Increase the height of the mowing blade to at least three or four inches. Longer grass encourages a deeper root system and better habitat growth for pollinators and other wildlife in the yard. However, if you live in a place where the grass grows quickly in the spring, note that extra long grass can become a tripping hazard.
Also, mow less often. Lawns mowed every two weeks or less support more bees. Note that once temperatures reach 70 degrees, grass growth will start to slow. ***Then once fall comes around, take another pass with the mower just before a hard frost, which will help prevent fungal issues.
“While many people tout allowing leaves to remain on the lawn, it is better to mow them, especially large thick leaves like magnolias,” says Denise Schreiber, an author and retired arborist. “Use them as mulch in beds or leave them on the grass to break down naturally.”
Plant Native and Water Wisely
Gradually replace exotics with native plants and grasses that require less, if any, water and fertilizer once they’re established. Choose plants and seeds that are organic or grown free of synthetic chemicals, and whose seeds weren’t treated with neonics. The latter can harm many organisms, including birds.

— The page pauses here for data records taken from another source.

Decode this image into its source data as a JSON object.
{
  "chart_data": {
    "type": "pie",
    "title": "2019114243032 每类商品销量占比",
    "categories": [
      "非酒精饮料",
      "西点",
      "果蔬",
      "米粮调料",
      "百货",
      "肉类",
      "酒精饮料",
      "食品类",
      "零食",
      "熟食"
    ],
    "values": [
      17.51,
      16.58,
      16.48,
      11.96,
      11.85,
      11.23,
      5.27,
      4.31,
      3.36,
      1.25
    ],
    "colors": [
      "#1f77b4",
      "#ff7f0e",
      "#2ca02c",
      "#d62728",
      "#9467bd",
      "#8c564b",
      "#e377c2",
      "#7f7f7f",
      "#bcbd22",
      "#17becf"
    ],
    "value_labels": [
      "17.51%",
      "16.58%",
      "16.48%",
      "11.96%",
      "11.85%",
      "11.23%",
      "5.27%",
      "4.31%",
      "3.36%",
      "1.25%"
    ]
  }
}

To water sustainably, do it longer but less often. Again, with grass, letting it grow longer will reduce its need for water.
Love Bugs (or at Least Leave Them Alone)
Let your lawn and garden be a welcoming place for beneficial insects, especially pollinators. They, in turn, will act as natural pest control agents while boosting the productivity of your garden. Plant pollinator-friendly native flowers among your vegetables to attract ladybugs, and let some of your herbs flower to draw in hoverflies.

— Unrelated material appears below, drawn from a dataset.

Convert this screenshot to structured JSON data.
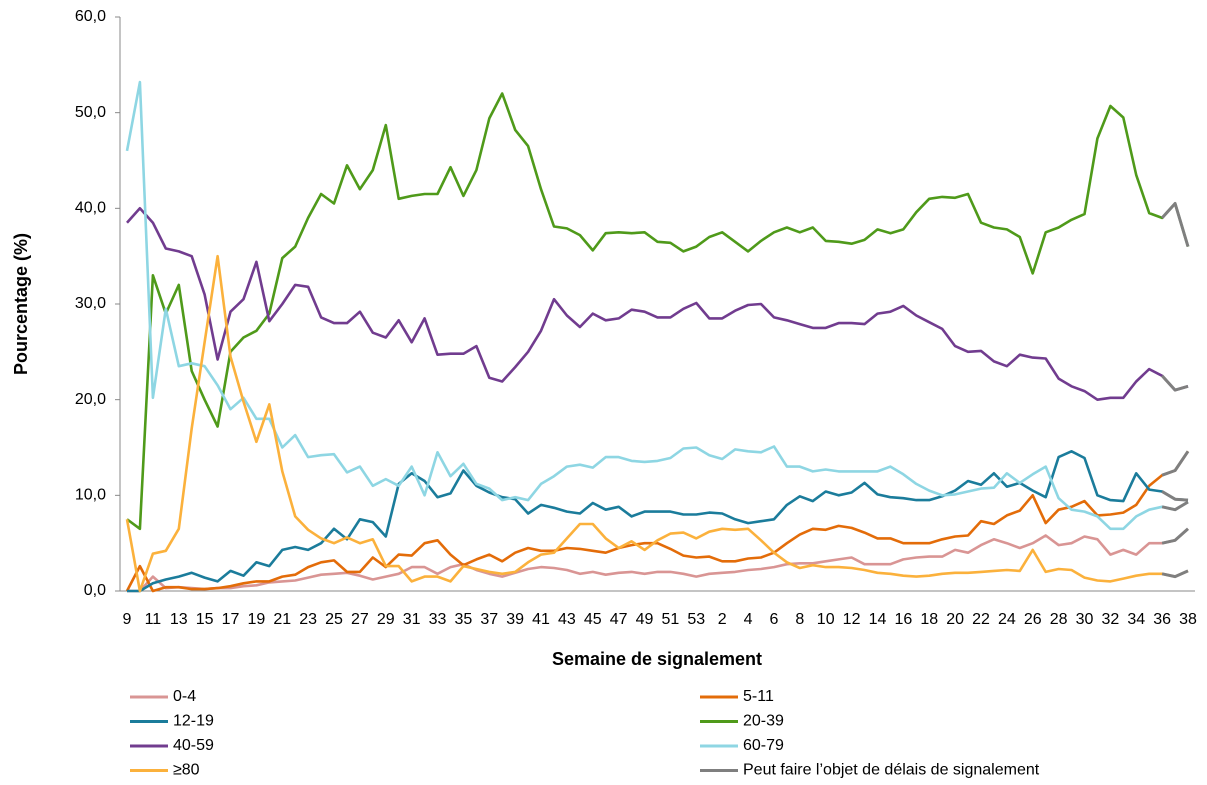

“The larvae of these insects have voracious appetites and can eliminate an aphid infestation quickly,” says Ali. “Leave some plant debris or a loose layer of mulch to give spiders a place to hide, and they will happily provide control of such insects as beetles, mosquitos and flies.”
Also, alyssum and daisies attract parasitic wasps for caterpillar and tomato hornworm control.
Don’t Get Weeded Out
Though it might be tempting to just let nature take over, some weeds are worth the effort to pull so they don’t take over your natural plot or invade your neighbor’s lawn.

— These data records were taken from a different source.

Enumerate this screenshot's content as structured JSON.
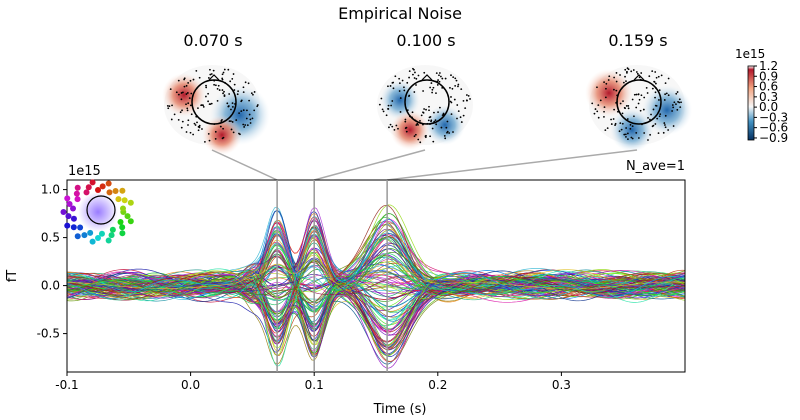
{
  "chart_data": {
    "type": "line",
    "title": "Empirical Noise",
    "xlabel": "Time (s)",
    "ylabel": "fT",
    "y_scale_label": "1e15",
    "annotation": "N_ave=1",
    "xlim": [
      -0.1,
      0.4
    ],
    "ylim": [
      -0.9,
      1.1
    ],
    "xticks": [
      "-0.1",
      "0.0",
      "0.1",
      "0.2",
      "0.3"
    ],
    "xtick_values": [
      -0.1,
      0.0,
      0.1,
      0.2,
      0.3
    ],
    "yticks": [
      "1.0",
      "0.5",
      "0.0",
      "-0.5"
    ],
    "ytick_values": [
      1.0,
      0.5,
      0.0,
      -0.5
    ],
    "topomap_times": [
      0.07,
      0.1,
      0.159
    ],
    "topomap_labels": [
      "0.070 s",
      "0.100 s",
      "0.159 s"
    ],
    "colorbar": {
      "scale_label": "1e15",
      "ticks": [
        "1.2",
        "0.9",
        "0.6",
        "0.3",
        "0.0",
        "−0.3",
        "−0.6",
        "−0.9"
      ],
      "tick_values": [
        1.2,
        0.9,
        0.6,
        0.3,
        0.0,
        -0.3,
        -0.6,
        -0.9
      ],
      "colormap": "RdBu_r"
    },
    "grid": false,
    "legend": "sensor-color head inset top-left"
  }
}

“Remove invasive weeds, such as hairy bittercress, crabgrass, thistles and wild strawberry, by hand,” says Schreiber. “The last can cause a fall-slipping hazard, especially in areas where there are slopes in the lawn. I speak from experience.”
When All Else Fails
Sometimes with weeds, you might have to break out the big guns. Luckily there are many natural weed killers on the market. Schreiber recommends Burnout or horticultural vinegar.
“The ‘hack’ weedkiller that involves dish soap, Epsom salts, [regular] vinegar, etc. is wonderful if you want to kill beneficial organisms, worms and the like,” says Schreiber. “And it mostly top kills weeds which will come back and does nothing for seeds.”
You can also try a pre-emergent preventer like corn gluten, which will kill most weed seeds in your lawn.